Não é coincidência que o Vale do Mezquital tem os maiores índices de incidência de câncer nos rins, e alta ocorrência de verminoses e infecções por giárdias em crianças.

Os agricultores do Vale do Mezquital têm usado as águas residuais durante um século. Alextorrej, CC BY-SA

 

Somente através do desenvolvimento de estratégias de saneamento ecológico tem sido possível a redução das cargas de poluição da água, conservando os benefícios dos nutrientes. Desde 1999, foram construídas usinas de águas residuais locais, e novas terras úmidas foram construídas com resultados satisfatórios para a qualidade da água. Mas o povo do Vale ainda não acredita nos benefícios da água residual tratada.

A experiência dos países industrializados mostra que mesmo as tecnologias avançadas de tratamento de águas residuais, lutam para enfrentar todos os riscos.

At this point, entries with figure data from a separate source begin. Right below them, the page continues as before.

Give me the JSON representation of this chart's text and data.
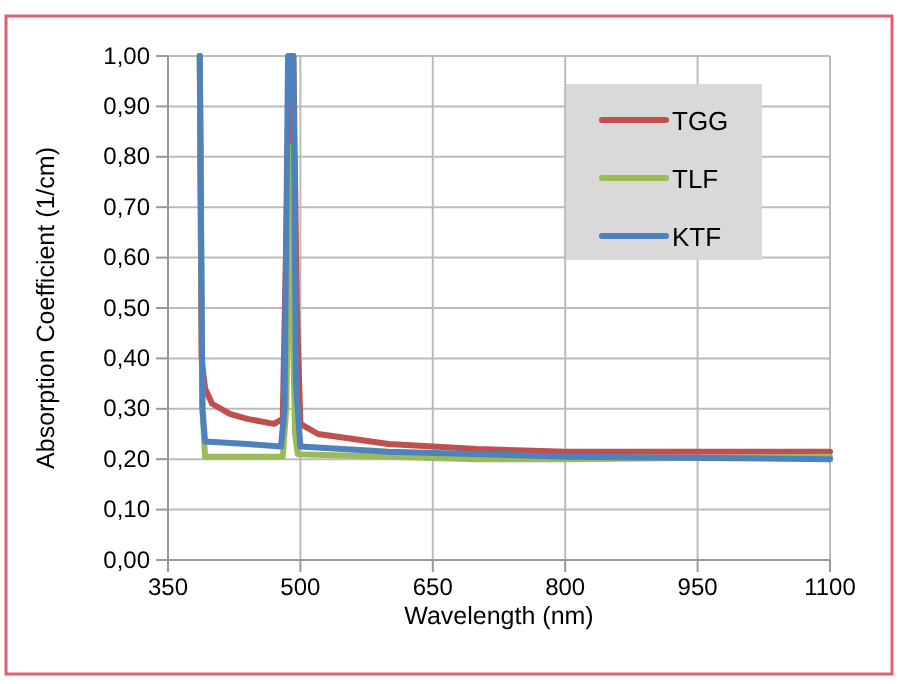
{
  "chart_data": {
    "type": "line",
    "xlabel": "Wavelength (nm)",
    "ylabel": "Absorption Coefficient (1/cm)",
    "xlim": [
      350,
      1100
    ],
    "xticks": [
      350,
      500,
      650,
      800,
      950,
      1100
    ],
    "ylim": [
      0,
      1
    ],
    "yticks": [
      {
        "value": 0,
        "label": "0,00"
      },
      {
        "value": 0.1,
        "label": "0,10"
      },
      {
        "value": 0.2,
        "label": "0,20"
      },
      {
        "value": 0.3,
        "label": "0,30"
      },
      {
        "value": 0.4,
        "label": "0,40"
      },
      {
        "value": 0.5,
        "label": "0,50"
      },
      {
        "value": 0.6,
        "label": "0,60"
      },
      {
        "value": 0.7,
        "label": "0,70"
      },
      {
        "value": 0.8,
        "label": "0,80"
      },
      {
        "value": 0.9,
        "label": "0,90"
      },
      {
        "value": 1,
        "label": "1,00"
      }
    ],
    "grid": true,
    "legend": "top right",
    "marker": "none",
    "line_style": "solid",
    "series": [
      {
        "name": "TGG",
        "color": "#c0504d",
        "x": [
          386,
          388,
          392,
          400,
          420,
          440,
          470,
          480,
          488,
          492,
          496,
          500,
          520,
          600,
          700,
          800,
          1100
        ],
        "values": [
          1,
          0.4,
          0.34,
          0.31,
          0.29,
          0.28,
          0.27,
          0.28,
          1,
          1,
          0.5,
          0.27,
          0.25,
          0.23,
          0.22,
          0.215,
          0.215
        ]
      },
      {
        "name": "TLF",
        "color": "#9bbb59",
        "x": [
          386,
          389,
          392,
          480,
          484,
          488,
          491,
          494,
          497,
          600,
          700,
          800,
          1100
        ],
        "values": [
          1,
          0.3,
          0.205,
          0.205,
          0.3,
          0.82,
          0.5,
          0.25,
          0.21,
          0.205,
          0.2,
          0.2,
          0.205
        ]
      },
      {
        "name": "KTF",
        "color": "#4f81bd",
        "x": [
          386,
          389,
          392,
          440,
          478,
          482,
          486,
          492,
          495,
          500,
          600,
          800,
          1100
        ],
        "values": [
          1,
          0.3,
          0.235,
          0.23,
          0.225,
          0.3,
          1,
          1,
          0.35,
          0.225,
          0.215,
          0.205,
          0.2
        ]
      }
    ]
  }
}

Sabe-se que a presença de poluentes emergentes (resíduos de remédios, produtos de uso pessoal, hormônios, por exemplo) e bactérias resistentes aos antibióticos em águas residuais escapam ao tratamento convencional deste tipo de água.

Estes contaminantes são, mesmo em baixas concentrações, uma séria ameaça para a saúde humana. Por isso são necessárias tecnologias e monitoramento estruturado para garantir respostas rápidas a fim de manter as comunidades seguras.

Não há como escapar do fato de que nosso futuro alimento será cultivado usando água residual. Os regulamentos e as políticas governamentais devem ser avaliados juntamente com as evidências científicas para o perigo que as águas residuais podem representar para a saúde humana. Só então o uso seguro das águas residuais na agricultura estimulará o desenvolvimento sustentável em nosso mundo escasso em água.